Anne-Francoise Kavauvea, De seuil en seuil
Le titre du beau roman de Tabish Khaïr publié aux Editions du Sonneur est étrange : Apaiser la poussière… La poussière est celle que soulève le bus qui relie Gaya à Phansa, dans l’état du Bihar: pour l’ »apaiser », un geste inlassablement reproduit par ce marchand de mithais, dont la boutique,au bord de la route, offre aux voyageurs le réconfort de confiseries, ces tilkuts au sésame dont la pâte s’enroule et s’entortille autour d’un poteau en bois. L’effort constamment répété a pour but de figer la petite tornade suscitée par le passage du véhicule. Il ne s’agit pas de protéger la pâte de sésame pilé qui set de base à la friandise : l’homme sait bien que c’est impossible. Mais le monde doit retrouver son agencement originel, chaque grain reprendre sa place, pour s’opposer tant bien que mal à la menace du désordre. Tentative dérisoire.
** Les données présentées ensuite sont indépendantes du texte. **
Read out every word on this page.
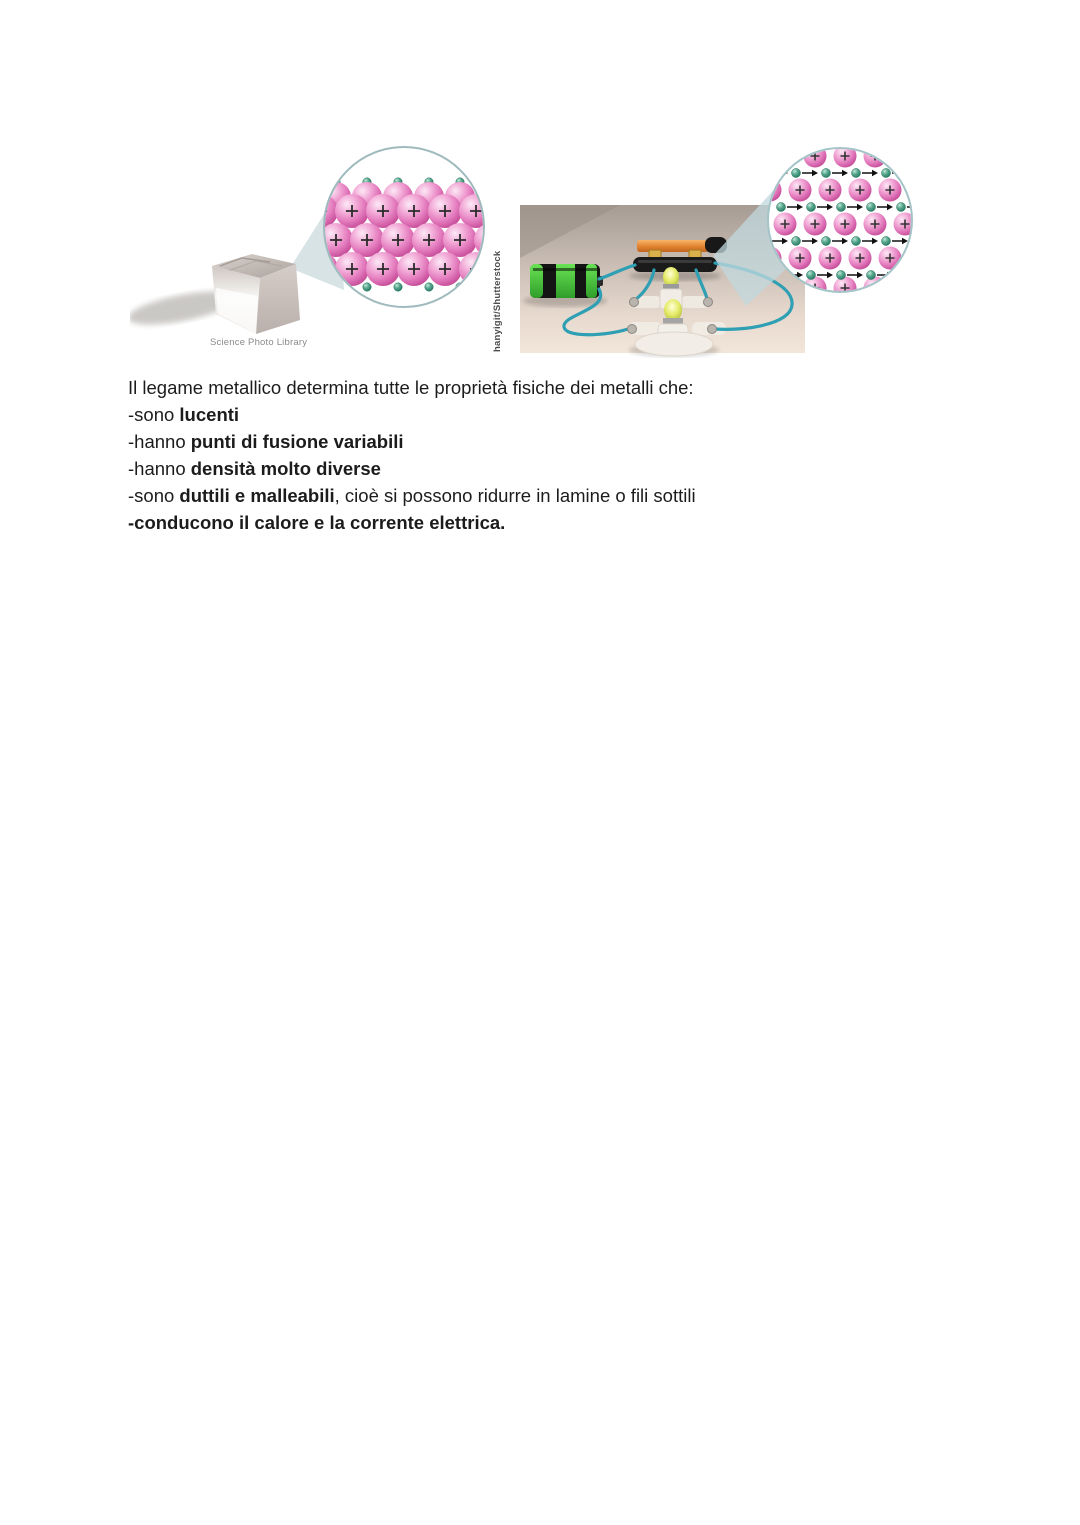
Science Photo Library	hanyigit/Shutterstock
Il legame metallico determina tutte le proprietà fisiche dei metalli che:
-sono lucenti
-hanno punti di fusione variabili
-hanno densità molto diverse
-sono duttili e malleabili, cioè si possono ridurre in lamine o fili sottili
-conducono il calore e la corrente elettrica.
Le roman de Tabish Khaïr, le premier que nous puissions lire en français (dans la belle traduction de Blandine Longre) nous entraîne dans un périple étonnant, de « Chez-soi » à « Chez-soi », voyage à l’itinéraire plein d’imprévus, de rencontres de hasard, dont le trajet réglé d’avance s’adapte aux impondérables de l’existence. Le bus conduit par Mangal Singh constitue un microcosme improbable où se croisent des destins disparates. […] Différents narrateurs prennent en charge le récit, et le roman éclate ainsi en une multitude d’histoires, nous confrontant à toutes les classes sociales, mais aussi à tous les registres, du drame à la comédie, de la nostalgie à la tragédie. Une mosaïque bigarrée naît de ces éclats rassemblés, à l’image d’une société à la fois composite et, d’une certaine façon, solidaire.